A group of Andean ferns, believed to be an "old" plant species dating back to the age of the dinosaurs, relatively recently adapted to one of the Earth's most extreme environments, a new study says.
The higher altitudes of the Andes Mountains comprise a unique ecosystem, known as the páramo, where there are very cold nights and very hot days. With such drastic fluctuations occurring every 24 hours, some plants had to learn to withstand the weather by evolving new adaptations. So plants like Andean ferns changed in form and in leaf structure, which allowed them to cope with the paramos' freezing nights and high solar radiation at midday. You will find that these plants are short and have much smaller leaves, some of which are very hairy.
And this novel morphology seemingly arose just within the last two million years.
"These ferns are remarkable because, in geological terms, they quickly evolved a new morphology as a response to new and extreme environmental conditions," researcher Dr. Patricia Sanchez-Baracaldo of the University of Bristol said in a press release.

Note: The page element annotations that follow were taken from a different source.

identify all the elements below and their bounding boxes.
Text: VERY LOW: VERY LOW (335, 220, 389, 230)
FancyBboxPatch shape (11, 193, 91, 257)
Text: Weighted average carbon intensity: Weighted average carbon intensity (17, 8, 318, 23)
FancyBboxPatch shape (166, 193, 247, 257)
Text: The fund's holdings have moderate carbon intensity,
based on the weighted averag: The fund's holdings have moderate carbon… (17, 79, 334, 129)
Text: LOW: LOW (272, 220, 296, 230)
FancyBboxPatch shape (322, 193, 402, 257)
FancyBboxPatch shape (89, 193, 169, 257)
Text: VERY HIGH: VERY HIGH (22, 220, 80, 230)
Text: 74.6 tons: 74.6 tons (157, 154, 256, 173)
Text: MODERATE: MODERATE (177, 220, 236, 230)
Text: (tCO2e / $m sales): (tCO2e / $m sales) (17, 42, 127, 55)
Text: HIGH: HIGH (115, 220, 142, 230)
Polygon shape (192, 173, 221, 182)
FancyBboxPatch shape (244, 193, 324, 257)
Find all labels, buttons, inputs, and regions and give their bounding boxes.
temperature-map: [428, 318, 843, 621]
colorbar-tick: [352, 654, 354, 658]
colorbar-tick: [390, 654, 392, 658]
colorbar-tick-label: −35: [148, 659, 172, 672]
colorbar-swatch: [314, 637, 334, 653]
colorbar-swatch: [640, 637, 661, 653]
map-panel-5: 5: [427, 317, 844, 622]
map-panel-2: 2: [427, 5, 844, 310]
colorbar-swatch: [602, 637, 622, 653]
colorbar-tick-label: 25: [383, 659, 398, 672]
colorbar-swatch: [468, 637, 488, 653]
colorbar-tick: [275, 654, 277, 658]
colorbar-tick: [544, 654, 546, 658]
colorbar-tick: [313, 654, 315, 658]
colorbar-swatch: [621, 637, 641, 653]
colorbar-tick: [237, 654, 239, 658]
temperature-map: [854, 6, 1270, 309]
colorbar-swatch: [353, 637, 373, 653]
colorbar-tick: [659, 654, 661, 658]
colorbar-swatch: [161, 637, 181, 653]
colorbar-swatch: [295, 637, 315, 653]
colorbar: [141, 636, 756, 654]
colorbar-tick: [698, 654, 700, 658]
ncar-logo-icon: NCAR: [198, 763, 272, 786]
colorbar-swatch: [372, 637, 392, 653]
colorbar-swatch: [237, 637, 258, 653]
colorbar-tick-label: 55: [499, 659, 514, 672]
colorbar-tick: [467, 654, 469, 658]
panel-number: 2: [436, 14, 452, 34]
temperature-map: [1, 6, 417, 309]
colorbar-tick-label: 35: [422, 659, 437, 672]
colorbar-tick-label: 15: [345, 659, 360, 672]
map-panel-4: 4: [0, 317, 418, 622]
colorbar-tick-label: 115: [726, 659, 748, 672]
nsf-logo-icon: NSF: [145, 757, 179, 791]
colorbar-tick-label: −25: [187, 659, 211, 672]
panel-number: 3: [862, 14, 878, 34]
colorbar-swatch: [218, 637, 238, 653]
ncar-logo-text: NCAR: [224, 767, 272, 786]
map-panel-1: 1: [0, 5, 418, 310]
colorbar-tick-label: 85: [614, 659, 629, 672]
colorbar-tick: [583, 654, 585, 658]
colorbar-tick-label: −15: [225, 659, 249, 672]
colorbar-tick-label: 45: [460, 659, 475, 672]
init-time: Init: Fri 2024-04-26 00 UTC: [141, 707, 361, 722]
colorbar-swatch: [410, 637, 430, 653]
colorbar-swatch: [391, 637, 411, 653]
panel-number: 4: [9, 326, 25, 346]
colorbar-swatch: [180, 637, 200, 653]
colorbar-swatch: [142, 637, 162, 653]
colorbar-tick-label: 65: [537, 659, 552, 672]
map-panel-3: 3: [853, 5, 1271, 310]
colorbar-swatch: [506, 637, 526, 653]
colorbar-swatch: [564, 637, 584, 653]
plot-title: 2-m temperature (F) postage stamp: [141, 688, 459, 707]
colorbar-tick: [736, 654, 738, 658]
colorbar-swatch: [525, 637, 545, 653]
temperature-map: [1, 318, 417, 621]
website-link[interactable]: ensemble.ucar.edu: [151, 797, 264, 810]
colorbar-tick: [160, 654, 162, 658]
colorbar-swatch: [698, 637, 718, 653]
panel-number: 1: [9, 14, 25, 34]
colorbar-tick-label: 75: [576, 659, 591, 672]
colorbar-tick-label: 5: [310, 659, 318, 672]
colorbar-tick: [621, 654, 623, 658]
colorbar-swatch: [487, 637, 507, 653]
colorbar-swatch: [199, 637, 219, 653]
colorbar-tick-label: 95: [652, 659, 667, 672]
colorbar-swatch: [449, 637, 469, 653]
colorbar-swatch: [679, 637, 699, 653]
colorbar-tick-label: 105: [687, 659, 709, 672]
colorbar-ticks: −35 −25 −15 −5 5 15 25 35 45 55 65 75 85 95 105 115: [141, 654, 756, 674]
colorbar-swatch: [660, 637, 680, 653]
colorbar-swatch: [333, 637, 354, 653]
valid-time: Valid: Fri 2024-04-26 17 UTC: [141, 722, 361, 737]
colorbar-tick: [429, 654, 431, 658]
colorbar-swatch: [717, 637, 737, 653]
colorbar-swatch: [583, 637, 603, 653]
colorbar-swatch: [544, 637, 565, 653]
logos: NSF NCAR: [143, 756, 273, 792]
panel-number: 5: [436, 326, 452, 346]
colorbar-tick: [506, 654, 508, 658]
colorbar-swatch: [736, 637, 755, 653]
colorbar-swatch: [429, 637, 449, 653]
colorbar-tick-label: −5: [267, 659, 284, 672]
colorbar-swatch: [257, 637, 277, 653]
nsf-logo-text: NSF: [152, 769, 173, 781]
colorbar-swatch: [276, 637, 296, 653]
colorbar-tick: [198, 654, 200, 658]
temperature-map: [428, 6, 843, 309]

Researchers found evidence of this adaptation in a group of páramo ferns that were sexually mature, and yet still maintained the furled fronds of a young fern. Some páramo species were found to have over 300 pairs of leaflets per frond, a stark contrast to cloud forest fronds living in the more sheltered habitat lower down in the mountains. This related species had no more than 12 pairs of leaflets per frond, and what's more, the length of these leaflets declined rapidly with the increase in altitude.
"It's fascinating to notice that, by a process known as convergent evolution, whereby similar features evolve independently in species of different lineages, cloud forest ferns arrived at the same 'solution' in response to the same environmental pressures," Sanchez-Baracaldo added.
The results were published in the journal PLOS ONE.